"Supreme Court makes quiet revisions in rulings" by Adam Liptak | New York Times May 25, 2014
WASHINGTON — The Supreme Court has been quietly revising its decisions years after they were issued, altering the law of the land without public notice.
I stared at that sentence for a long, long time.
The revisions include “truly substantive changes in factual statements and legal reasoning,” said Richard J. Lazarus, a law professor at Harvard and the author of a new study examining the phenomenon.
The court can act quickly, as when Justice Antonin Scalia last month corrected an embarrasing error in a dissent in a case involving the Environmental Protection Agency.
But most changes are neither prompt nor publicized, and the court’s secretive editing process has led judges and law professors astray, causing them to rely on passages that were later scrubbed from the official record.
I think we have all been led astray by government and its ma$$ media mouthpiece. The la$t ba$tion was $uppo$ed to be the courts, but even they have corrupted by the corporati$m. And is it really any $urpri$e? They are all from that cla$$. It's a rich man's court when it comes to AmeriKan ju$tice; the only one who can't $ee it is the blind lady with the scales.
The widening public access to online versions of the court’s decisions, some of which do not reflect the final wording, has made the longstanding problem more pronounced.
What? Then why is the ma$$ media making such a big deal over the debate and announcements of verdicts?
And the fact that the $ecretive court has been caught doing this is a problem. We no longer have a constitutional government, folks. It's all writ and fiat and the days of King George.
Unannounced changes have not reversed decisions outright, but they have withdrawn conclusions on significant points of law. They have also retreated from descriptions of common ground with other justices, as Justice Sandra Day O’Connor did in a major gay rights case.
Oh. I thought it was something serious.
The larger point, said Jeffrey L. Fisher, a law professor at Stanford, is that Supreme Court decisions are parsed by judges and scholars with exceptional care. “In Supreme Court opinions, every word matters,” he said. “When they’re changing the wording of opinions, they’re basically rewriting the law.”
The que$tion is IN WHO$E FAVOR?
Supreme Court opinions are often produced under intense time pressure because of the court’s self-imposed deadline, which generally calls for the announcement of decisions in all cases argued during the term before the justices leave for their summer break.
Well, stay in session longer and get the job done right you pompou$ jerks! And look at the NEW$PAPER MAKING EXCU$ES for them.
As for that second thing, I might be taking one myself. This sucks now. Reading and reporting on the ma$$ media has outlived its usefulness. It's time to go somewhere else and do something else.
The court does warn readers that early versions of its decisions, available at the courthouse and on the court’s website, are works in progress. A small-print notice says that “this opinion is subject to formal revision before publication,” and it asks readers to notify the court of “any typographical or other formal errors.”
Yeah, all they are doing is correcting typos.
But aside from announcing the abstract proposition that revisions are possible, the court almost never notes when a change has been made, much less specifies what it was.
It's like the corrections in a newspaper.
Four legal publishers are granted access to “change pages” that show all revisions.

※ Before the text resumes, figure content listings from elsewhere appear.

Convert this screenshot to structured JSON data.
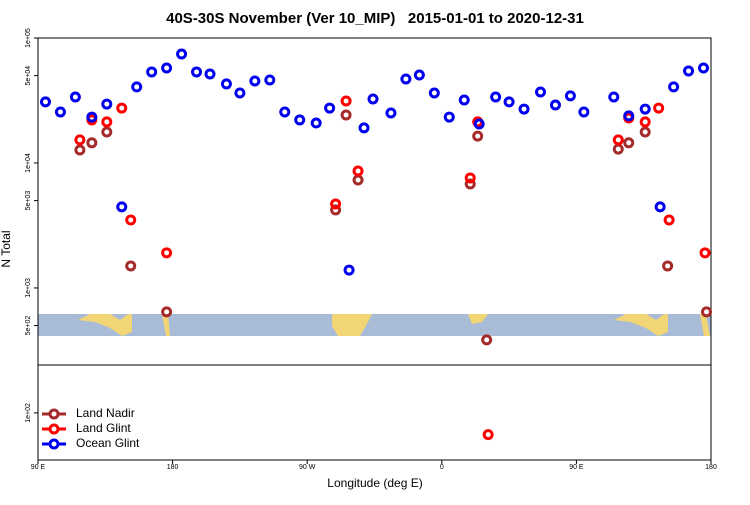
{
  "chart_data": {
    "type": "scatter",
    "title": "40S-30S November (Ver 10_MIP)   2015-01-01 to 2020-12-31",
    "x_label": "Longitude (deg E)",
    "y_label": "N Total",
    "log_y": true,
    "legend": "bottom-left",
    "xlim": [
      90,
      540
    ],
    "ylim": [
      42,
      100000
    ],
    "xticks": [
      {
        "value": 90,
        "label": "90 E"
      },
      180,
      {
        "value": 270,
        "label": "90 W"
      },
      {
        "value": 360,
        "label": "0"
      },
      {
        "value": 450,
        "label": "90 E"
      },
      {
        "value": 540,
        "label": "180"
      }
    ],
    "yticks": [
      {
        "value": 100,
        "label": "1e+02"
      },
      {
        "value": 500,
        "label": "5e+02"
      },
      {
        "value": 1000,
        "label": "1e+03"
      },
      {
        "value": 5000,
        "label": "5e+03"
      },
      {
        "value": 10000,
        "label": "1e+04"
      },
      {
        "value": 50000,
        "label": "5e+04"
      },
      {
        "value": 100000,
        "label": "1e+05"
      }
    ],
    "series": [
      {
        "name": "Land Nadir",
        "color": "#a52a2a",
        "x": [
          118,
          126,
          136,
          152,
          176,
          289,
          296,
          304,
          379,
          384,
          390,
          478,
          485,
          496,
          511,
          537
        ],
        "values": [
          12700,
          14500,
          17700,
          1500,
          643,
          4210,
          24200,
          7310,
          6790,
          16400,
          384,
          12900,
          14500,
          17700,
          1500,
          643
        ]
      },
      {
        "name": "Land Glint",
        "color": "#ff0000",
        "x": [
          118,
          126,
          136,
          146,
          152,
          176,
          289,
          296,
          304,
          379,
          384,
          391,
          478,
          485,
          496,
          505,
          512,
          536
        ],
        "values": [
          15300,
          22100,
          21300,
          27500,
          3500,
          1910,
          4700,
          31300,
          8630,
          7590,
          21300,
          67,
          15300,
          22900,
          21300,
          27500,
          3500,
          1910
        ]
      },
      {
        "name": "Ocean Glint",
        "color": "#0000ee",
        "x": [
          95,
          105,
          115,
          126,
          136,
          146,
          156,
          166,
          176,
          186,
          196,
          205,
          216,
          225,
          235,
          245,
          255,
          265,
          276,
          285,
          298,
          308,
          314,
          326,
          336,
          345,
          355,
          365,
          375,
          385,
          396,
          405,
          415,
          426,
          436,
          446,
          455,
          475,
          485,
          496,
          506,
          515,
          525,
          535
        ],
        "values": [
          30800,
          25600,
          33700,
          23300,
          29600,
          4450,
          40600,
          53500,
          57500,
          74500,
          53500,
          51500,
          42900,
          36300,
          45300,
          46100,
          25600,
          22100,
          20900,
          27500,
          1390,
          19100,
          32500,
          25100,
          47000,
          50600,
          36300,
          23300,
          31900,
          20500,
          33700,
          30800,
          27000,
          37000,
          29100,
          34400,
          25600,
          33700,
          23800,
          27000,
          4450,
          40600,
          54500,
          57500
        ]
      }
    ]
  }
}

Those documents are not made public, and the court refused to provide copies to The New York Times.
The inspiration for this one day wonder of an article.

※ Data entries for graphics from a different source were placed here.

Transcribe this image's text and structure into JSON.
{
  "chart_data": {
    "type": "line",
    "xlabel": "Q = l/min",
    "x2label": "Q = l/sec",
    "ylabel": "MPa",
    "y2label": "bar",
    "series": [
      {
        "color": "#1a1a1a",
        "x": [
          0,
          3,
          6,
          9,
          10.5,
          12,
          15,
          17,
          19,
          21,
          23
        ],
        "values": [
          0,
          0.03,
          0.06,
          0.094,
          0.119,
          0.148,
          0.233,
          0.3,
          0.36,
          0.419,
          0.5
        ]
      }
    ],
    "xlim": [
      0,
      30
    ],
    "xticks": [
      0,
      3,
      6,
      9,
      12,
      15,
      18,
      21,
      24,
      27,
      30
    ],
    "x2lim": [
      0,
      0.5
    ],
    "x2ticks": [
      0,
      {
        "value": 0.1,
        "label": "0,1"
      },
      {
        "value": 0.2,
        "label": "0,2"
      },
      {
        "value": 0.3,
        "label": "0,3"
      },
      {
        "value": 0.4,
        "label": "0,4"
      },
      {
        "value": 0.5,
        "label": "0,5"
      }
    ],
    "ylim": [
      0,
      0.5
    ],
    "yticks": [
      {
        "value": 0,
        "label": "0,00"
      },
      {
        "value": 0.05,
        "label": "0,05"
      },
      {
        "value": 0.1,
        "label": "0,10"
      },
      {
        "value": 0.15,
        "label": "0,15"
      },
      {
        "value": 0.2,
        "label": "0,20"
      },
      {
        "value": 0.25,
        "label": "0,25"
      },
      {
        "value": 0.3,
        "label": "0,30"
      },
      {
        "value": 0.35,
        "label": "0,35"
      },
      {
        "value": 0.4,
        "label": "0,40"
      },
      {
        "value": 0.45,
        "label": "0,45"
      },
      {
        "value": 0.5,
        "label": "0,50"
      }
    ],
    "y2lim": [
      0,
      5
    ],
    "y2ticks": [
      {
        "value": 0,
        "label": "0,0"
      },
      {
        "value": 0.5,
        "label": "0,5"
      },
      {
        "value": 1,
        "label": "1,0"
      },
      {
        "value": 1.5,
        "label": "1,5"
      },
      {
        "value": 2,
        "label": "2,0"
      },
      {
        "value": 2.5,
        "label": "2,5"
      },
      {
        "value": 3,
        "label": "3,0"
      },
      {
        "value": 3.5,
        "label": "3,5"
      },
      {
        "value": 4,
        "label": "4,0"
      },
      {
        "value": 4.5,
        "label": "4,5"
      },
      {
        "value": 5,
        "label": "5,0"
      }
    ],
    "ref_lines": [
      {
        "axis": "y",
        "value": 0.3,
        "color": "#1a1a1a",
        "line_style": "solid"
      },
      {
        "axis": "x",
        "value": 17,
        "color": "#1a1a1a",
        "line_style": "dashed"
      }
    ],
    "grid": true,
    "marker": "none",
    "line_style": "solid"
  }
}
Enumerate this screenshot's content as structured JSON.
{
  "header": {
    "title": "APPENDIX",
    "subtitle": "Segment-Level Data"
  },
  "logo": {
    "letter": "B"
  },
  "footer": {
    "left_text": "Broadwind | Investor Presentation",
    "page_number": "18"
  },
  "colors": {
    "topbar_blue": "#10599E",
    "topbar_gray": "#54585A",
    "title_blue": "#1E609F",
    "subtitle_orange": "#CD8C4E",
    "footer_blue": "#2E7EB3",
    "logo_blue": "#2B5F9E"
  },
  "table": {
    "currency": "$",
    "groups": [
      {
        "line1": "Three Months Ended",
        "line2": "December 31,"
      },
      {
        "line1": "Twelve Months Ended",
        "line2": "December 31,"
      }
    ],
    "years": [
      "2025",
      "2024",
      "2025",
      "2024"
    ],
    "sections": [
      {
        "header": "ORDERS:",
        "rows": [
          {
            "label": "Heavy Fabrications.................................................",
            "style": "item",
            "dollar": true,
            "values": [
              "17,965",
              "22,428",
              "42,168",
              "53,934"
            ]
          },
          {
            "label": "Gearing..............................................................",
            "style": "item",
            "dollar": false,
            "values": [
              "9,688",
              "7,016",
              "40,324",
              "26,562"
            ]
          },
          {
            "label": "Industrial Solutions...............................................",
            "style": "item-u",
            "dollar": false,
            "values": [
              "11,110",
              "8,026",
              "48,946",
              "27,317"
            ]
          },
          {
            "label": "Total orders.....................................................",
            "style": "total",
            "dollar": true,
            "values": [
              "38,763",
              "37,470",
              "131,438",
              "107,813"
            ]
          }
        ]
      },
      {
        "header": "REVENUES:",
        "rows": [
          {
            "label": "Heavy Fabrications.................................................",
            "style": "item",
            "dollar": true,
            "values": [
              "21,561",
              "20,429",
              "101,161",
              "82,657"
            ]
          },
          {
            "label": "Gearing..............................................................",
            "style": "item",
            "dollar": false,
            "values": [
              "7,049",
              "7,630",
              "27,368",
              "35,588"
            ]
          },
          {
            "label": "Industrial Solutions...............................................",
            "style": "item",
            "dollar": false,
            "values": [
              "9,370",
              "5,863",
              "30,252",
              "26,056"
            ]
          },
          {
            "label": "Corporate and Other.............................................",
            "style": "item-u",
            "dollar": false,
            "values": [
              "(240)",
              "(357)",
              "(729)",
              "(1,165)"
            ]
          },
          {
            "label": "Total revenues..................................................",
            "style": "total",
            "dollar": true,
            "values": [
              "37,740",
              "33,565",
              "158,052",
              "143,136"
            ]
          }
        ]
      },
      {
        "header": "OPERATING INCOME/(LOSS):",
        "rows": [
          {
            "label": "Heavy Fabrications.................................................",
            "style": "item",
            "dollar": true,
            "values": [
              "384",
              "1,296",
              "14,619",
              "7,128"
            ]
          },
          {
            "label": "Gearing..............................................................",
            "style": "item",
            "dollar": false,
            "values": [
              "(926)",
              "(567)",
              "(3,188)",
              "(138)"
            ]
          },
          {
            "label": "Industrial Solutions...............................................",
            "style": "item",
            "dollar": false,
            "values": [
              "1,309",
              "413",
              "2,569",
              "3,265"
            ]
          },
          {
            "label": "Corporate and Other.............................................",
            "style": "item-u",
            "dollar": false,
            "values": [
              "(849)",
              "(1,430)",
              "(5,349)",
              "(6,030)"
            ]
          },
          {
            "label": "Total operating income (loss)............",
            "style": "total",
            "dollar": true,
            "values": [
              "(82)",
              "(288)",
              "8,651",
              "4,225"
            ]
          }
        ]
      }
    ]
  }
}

The only way the public can identify most changes is by painstaking comparison of early versions of decisions to ones published years later.

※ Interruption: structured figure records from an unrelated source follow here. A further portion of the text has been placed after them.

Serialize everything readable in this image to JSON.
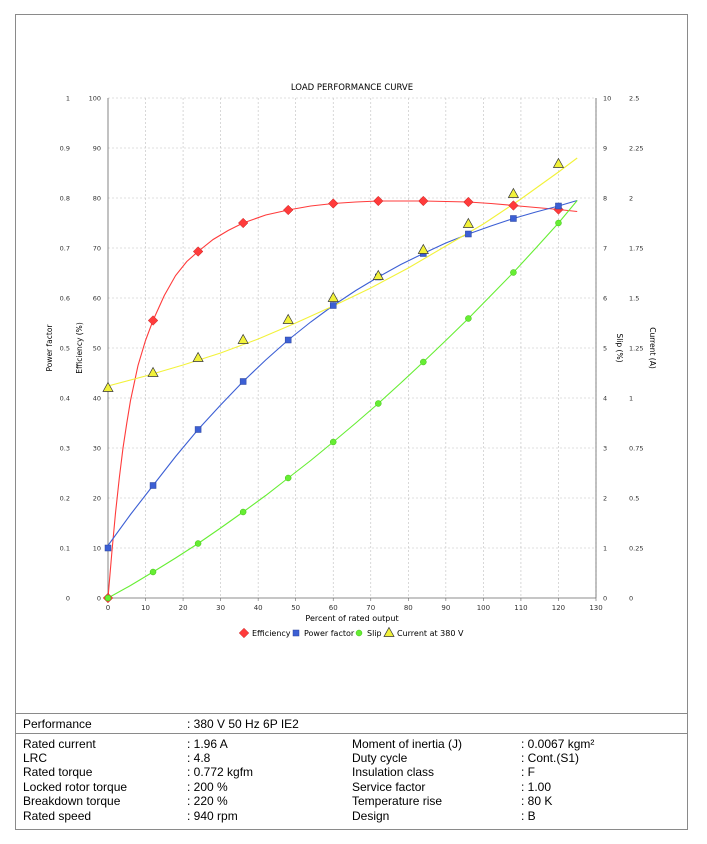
{
  "chart_data": {
    "type": "line",
    "title": "LOAD PERFORMANCE CURVE",
    "xlabel": "Percent of rated output",
    "xlim": [
      0,
      130
    ],
    "x_ticks": [
      "0",
      "10",
      "20",
      "30",
      "40",
      "50",
      "60",
      "70",
      "80",
      "90",
      "100",
      "110",
      "120",
      "130"
    ],
    "grid": true,
    "legend_position": "bottom",
    "axes": {
      "power_factor": {
        "label": "Power factor",
        "side": "left-outer",
        "range": [
          0,
          1
        ],
        "ticks": [
          "0",
          "0.1",
          "0.2",
          "0.3",
          "0.4",
          "0.5",
          "0.6",
          "0.7",
          "0.8",
          "0.9",
          "1"
        ]
      },
      "efficiency": {
        "label": "Efficiency (%)",
        "side": "left-inner",
        "range": [
          0,
          100
        ],
        "ticks": [
          "0",
          "10",
          "20",
          "30",
          "40",
          "50",
          "60",
          "70",
          "80",
          "90",
          "100"
        ]
      },
      "slip": {
        "label": "Slip (%)",
        "side": "right-inner",
        "range": [
          0,
          10
        ],
        "ticks": [
          "0",
          "1",
          "2",
          "3",
          "4",
          "5",
          "6",
          "7",
          "8",
          "9",
          "10"
        ]
      },
      "current": {
        "label": "Current (A)",
        "side": "right-outer",
        "range": [
          0,
          2.5
        ],
        "ticks": [
          "0",
          "0.25",
          "0.5",
          "0.75",
          "1",
          "1.25",
          "1.5",
          "1.75",
          "2",
          "2.25",
          "2.5"
        ]
      }
    },
    "series": [
      {
        "name": "Efficiency",
        "axis": "efficiency",
        "color": "#ff3b3b",
        "marker": "diamond",
        "x": [
          0,
          12,
          24,
          36,
          48,
          60,
          72,
          84,
          96,
          108,
          120
        ],
        "y": [
          0,
          55.5,
          69.3,
          75,
          77.6,
          78.9,
          79.4,
          79.4,
          79.2,
          78.5,
          77.7
        ],
        "curve_x": [
          0,
          1,
          2,
          3,
          4,
          5,
          6,
          8,
          10,
          12,
          15,
          18,
          21,
          24,
          28,
          32,
          36,
          42,
          48,
          54,
          60,
          66,
          72,
          78,
          84,
          90,
          96,
          102,
          108,
          114,
          120,
          125
        ],
        "curve_y": [
          0,
          9,
          17,
          24,
          30,
          35,
          39.5,
          46.5,
          51.5,
          55.5,
          60.5,
          64.5,
          67.3,
          69.3,
          71.7,
          73.5,
          75,
          76.6,
          77.6,
          78.4,
          78.9,
          79.2,
          79.4,
          79.4,
          79.4,
          79.3,
          79.2,
          78.9,
          78.5,
          78.1,
          77.7,
          77.3
        ]
      },
      {
        "name": "Power factor",
        "axis": "power_factor",
        "color": "#3c5fd4",
        "marker": "square",
        "x": [
          0,
          12,
          24,
          36,
          48,
          60,
          72,
          84,
          96,
          108,
          120
        ],
        "y": [
          0.1,
          0.225,
          0.337,
          0.433,
          0.516,
          0.585,
          0.642,
          0.689,
          0.728,
          0.759,
          0.784
        ],
        "curve_x": [
          0,
          6,
          12,
          18,
          24,
          30,
          36,
          42,
          48,
          54,
          60,
          66,
          72,
          78,
          84,
          90,
          96,
          102,
          108,
          114,
          120,
          125
        ],
        "curve_y": [
          0.105,
          0.167,
          0.225,
          0.283,
          0.337,
          0.386,
          0.433,
          0.476,
          0.516,
          0.552,
          0.585,
          0.615,
          0.642,
          0.667,
          0.689,
          0.71,
          0.728,
          0.744,
          0.759,
          0.772,
          0.784,
          0.795
        ]
      },
      {
        "name": "Slip",
        "axis": "slip",
        "color": "#66ee33",
        "marker": "circle",
        "x": [
          0,
          12,
          24,
          36,
          48,
          60,
          72,
          84,
          96,
          108,
          120
        ],
        "y": [
          0,
          0.52,
          1.09,
          1.72,
          2.4,
          3.12,
          3.89,
          4.72,
          5.59,
          6.51,
          7.5
        ],
        "curve_x": [
          0,
          6,
          12,
          18,
          24,
          30,
          36,
          42,
          48,
          54,
          60,
          66,
          72,
          78,
          84,
          90,
          96,
          102,
          108,
          114,
          120,
          125
        ],
        "curve_y": [
          0,
          0.25,
          0.52,
          0.8,
          1.09,
          1.4,
          1.72,
          2.05,
          2.4,
          2.75,
          3.12,
          3.5,
          3.89,
          4.3,
          4.72,
          5.15,
          5.59,
          6.05,
          6.51,
          7,
          7.5,
          7.95
        ]
      },
      {
        "name": "Current at 380 V",
        "axis": "current",
        "color": "#f2f23a",
        "marker": "triangle",
        "x": [
          0,
          12,
          24,
          36,
          48,
          60,
          72,
          84,
          96,
          108,
          120
        ],
        "y": [
          1.05,
          1.125,
          1.2,
          1.29,
          1.39,
          1.5,
          1.61,
          1.74,
          1.87,
          2.02,
          2.17
        ],
        "curve_x": [
          0,
          10,
          20,
          30,
          40,
          50,
          60,
          70,
          80,
          90,
          100,
          110,
          120,
          125
        ],
        "curve_y": [
          1.06,
          1.11,
          1.165,
          1.225,
          1.295,
          1.375,
          1.46,
          1.55,
          1.65,
          1.76,
          1.87,
          1.995,
          2.13,
          2.2
        ]
      }
    ]
  },
  "specs": {
    "performance": {
      "label": "Performance",
      "value": ": 380 V 50 Hz 6P IE2"
    },
    "left": [
      {
        "label": "Rated current",
        "value": ": 1.96 A"
      },
      {
        "label": "LRC",
        "value": ": 4.8"
      },
      {
        "label": "Rated torque",
        "value": ": 0.772 kgfm"
      },
      {
        "label": "Locked rotor torque",
        "value": ": 200 %"
      },
      {
        "label": "Breakdown torque",
        "value": ": 220 %"
      },
      {
        "label": "Rated speed",
        "value": ": 940 rpm"
      }
    ],
    "right": [
      {
        "label": "Moment of inertia (J)",
        "value": ": 0.0067 kgm²"
      },
      {
        "label": "Duty cycle",
        "value": ": Cont.(S1)"
      },
      {
        "label": "Insulation class",
        "value": ": F"
      },
      {
        "label": "Service factor",
        "value": ": 1.00"
      },
      {
        "label": "Temperature rise",
        "value": ": 80 K"
      },
      {
        "label": "Design",
        "value": ": B"
      }
    ]
  }
}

Sort of like the rewritten, recited, censored slop churned out by the propaganda pre$$ that I later must search for.
--more--"
Meanwhile, a former fart is getting a lot of pub for saying we need to change the Constitution (the theme of his latest book!). Maybe we should just follow it instead.
Looks to me like the court serves the usual crowd while turning a blind eye to other things. I don't know about the ethics of such things and I don't know what they are looking at down there, but they only seem concerned when it affects them personally (I guess we now know why Roberts flipped on Obummercare; my first thought was which prostitutes is he visiting, but it could be something else). Maybe a good tasering would wake them up, or did. It's time somebody blew the whistle on them (who remembers Enron, 'eh?).
I wouldn't want to bet the house on the Supreme Court's decisions.
As for the rest of the stuff the Globe trotted out, I didn't care to look or see what $elf-$erving interests they were promoting. Time to change the channel and not get all juiced up over labels that don't mean anything.
May God help us all with any hot air coming from the Supreme Court superheroes in the future.
NEXT DAY UPDATE:
Supreme Court rejects attempt by reporter to shield source
Maybe you ma$$ media pre$$ guys will start waking up!